At Seattle-based Immunex, just such a database search led scientists to a protein they call TRAIL, which appears to play an important role in a wide range of cancers. The drug they are studying as a result could be an effective new cancer fighter and among the first produced out of high-tech computer processes.

Immunex, started in 1981, has 850 employees and 1997 revenue of $185 million. Like most research-heavy biotech firms, the company hasn't yet shown a profit. But promising drugs in its pipeline give company leaders and investors in Immunex reason for optimism.
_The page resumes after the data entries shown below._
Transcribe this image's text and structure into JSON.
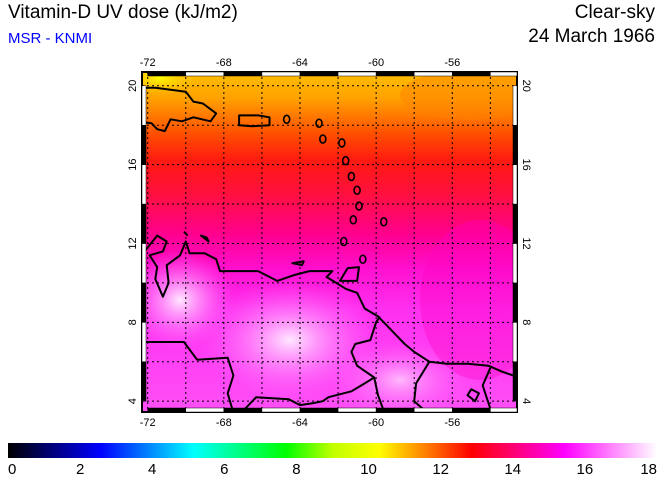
{
  "header": {
    "title": "Vitamin-D UV dose (kJ/m2)",
    "source": "MSR - KNMI",
    "condition": "Clear-sky",
    "date": "24 March 1966"
  },
  "map": {
    "lon_ticks": [
      "-72",
      "-68",
      "-64",
      "-60",
      "-56"
    ],
    "lat_ticks": [
      "20",
      "16",
      "12",
      "8",
      "4"
    ],
    "lon_values": [
      -72,
      -68,
      -64,
      -60,
      -56
    ],
    "lat_values": [
      20,
      16,
      12,
      8,
      4
    ],
    "extent": {
      "lon_min": -72.3,
      "lon_max": -52.6,
      "lat_min": 3.45,
      "lat_max": 20.7
    }
  },
  "colorbar": {
    "min": 0,
    "max": 18,
    "labels": [
      "0",
      "2",
      "4",
      "6",
      "8",
      "10",
      "12",
      "14",
      "16",
      "18"
    ],
    "stops": [
      "#000000",
      "#000080",
      "#0000ff",
      "#0080ff",
      "#00ffff",
      "#00ff80",
      "#00ff00",
      "#c0ff00",
      "#ffff00",
      "#ff8000",
      "#ff0000",
      "#ff0080",
      "#ff00ff",
      "#ff80ff",
      "#ffffff"
    ]
  }
}
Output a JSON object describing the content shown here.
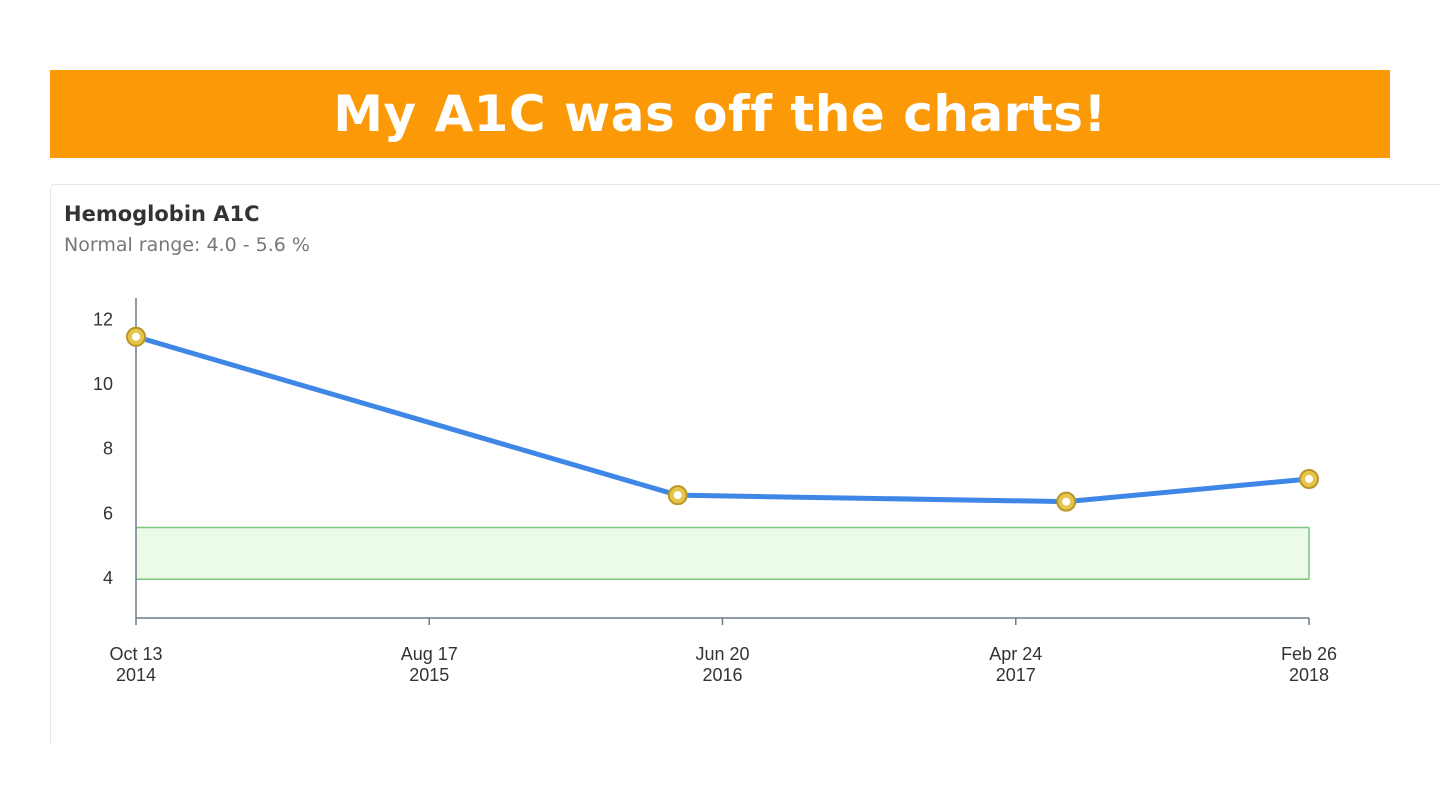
{
  "banner": {
    "title": "My A1C was off the charts!"
  },
  "chart_data": {
    "type": "line",
    "title": "Hemoglobin A1C",
    "subtitle": "Normal range: 4.0 - 5.6 %",
    "x": [
      "2014-10-13",
      "2016-05-04",
      "2017-06-16",
      "2018-02-26"
    ],
    "values": [
      11.5,
      6.6,
      6.4,
      7.1
    ],
    "color": "#3f87e6",
    "marker_color": "#e6c54a",
    "normal_range": [
      4.0,
      5.6
    ],
    "normal_range_color": "#ecfaea",
    "xlim": [
      "2014-10-13",
      "2018-02-26"
    ],
    "xticks": [
      {
        "value": "2014-10-13",
        "label": "Oct 13\n2014"
      },
      {
        "value": "2015-08-17",
        "label": "Aug 17\n2015"
      },
      {
        "value": "2016-06-20",
        "label": "Jun 20\n2016"
      },
      {
        "value": "2017-04-24",
        "label": "Apr 24\n2017"
      },
      {
        "value": "2018-02-26",
        "label": "Feb 26\n2018"
      }
    ],
    "ylim": [
      2.8,
      12.7
    ],
    "yticks": [
      4,
      6,
      8,
      10,
      12
    ]
  }
}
Doug Williams, senior vice president at Immunex, says it took only months to identify TRAIL using gene-based technology. Traditional methods probably would have taken four to five years. Not only does this save millions of dollars a year in research costs, it gives Immunex proprietary rights to the gene. If another company wants to develop a product based on TRAIL, it must license the information from Immunex.

Soon, Williams expects to begin human trials of TRAIL to determine its effectiveness in treating cancer in humans. If all goes well, Williams estimates Immunex will bring the new drug to consumers two years earlier than previously possible. That two years can mean an additional $600 million or more in revenue.

Designing for speed

Kwang-I Yu, CEO of Paracel, a Pasadena, Calif., firm that designs computers for biopharmaceutical analysis, sees the world of new drugs as "low- hanging fruit" just barely out of reach. He's optimistic that computer analysis can replace or at least limit the need to perform safety tests of new drugs on animals, a step now required before the Food and Drug Administration allows human studies.

Kwang-I's company is speeding up computers by limiting their abilities. Unlike a desktop PC, Paracel's computers can analyze DNA but cannot do word processing or a variety of functions. Paracel's latest computer has up to 7,000 microprocessors that can do 10 billion genetic calculations in one second, vs. a few million for an ordinary computer workstation, Kwang-I says.

Ultimately, the genomics-driven biopharmaceutical industry could result in new, highly specific drugs capable of treating diseases in ways never before possible.

A study by Andersen Consulting finds that most pharmaceutical companies expect their drug discovery timelines to be halved within the next few years. But until that happens and drugs resulting from those technological advances start reaching consumers, skeptics will remain.

"It's hard to imagine how understanding diseases at the molecular level at some point will not lead to dramatic advances in therapy," says Charles Engelberg, biotech analyst at AmeriCal Securities. "But so far, it's all sort of theoretical."

Evans-Freke and his counterparts are undaunted. "If you reach the finish line with a real product on the market, the returns for everybody - including the patients - are very considerable."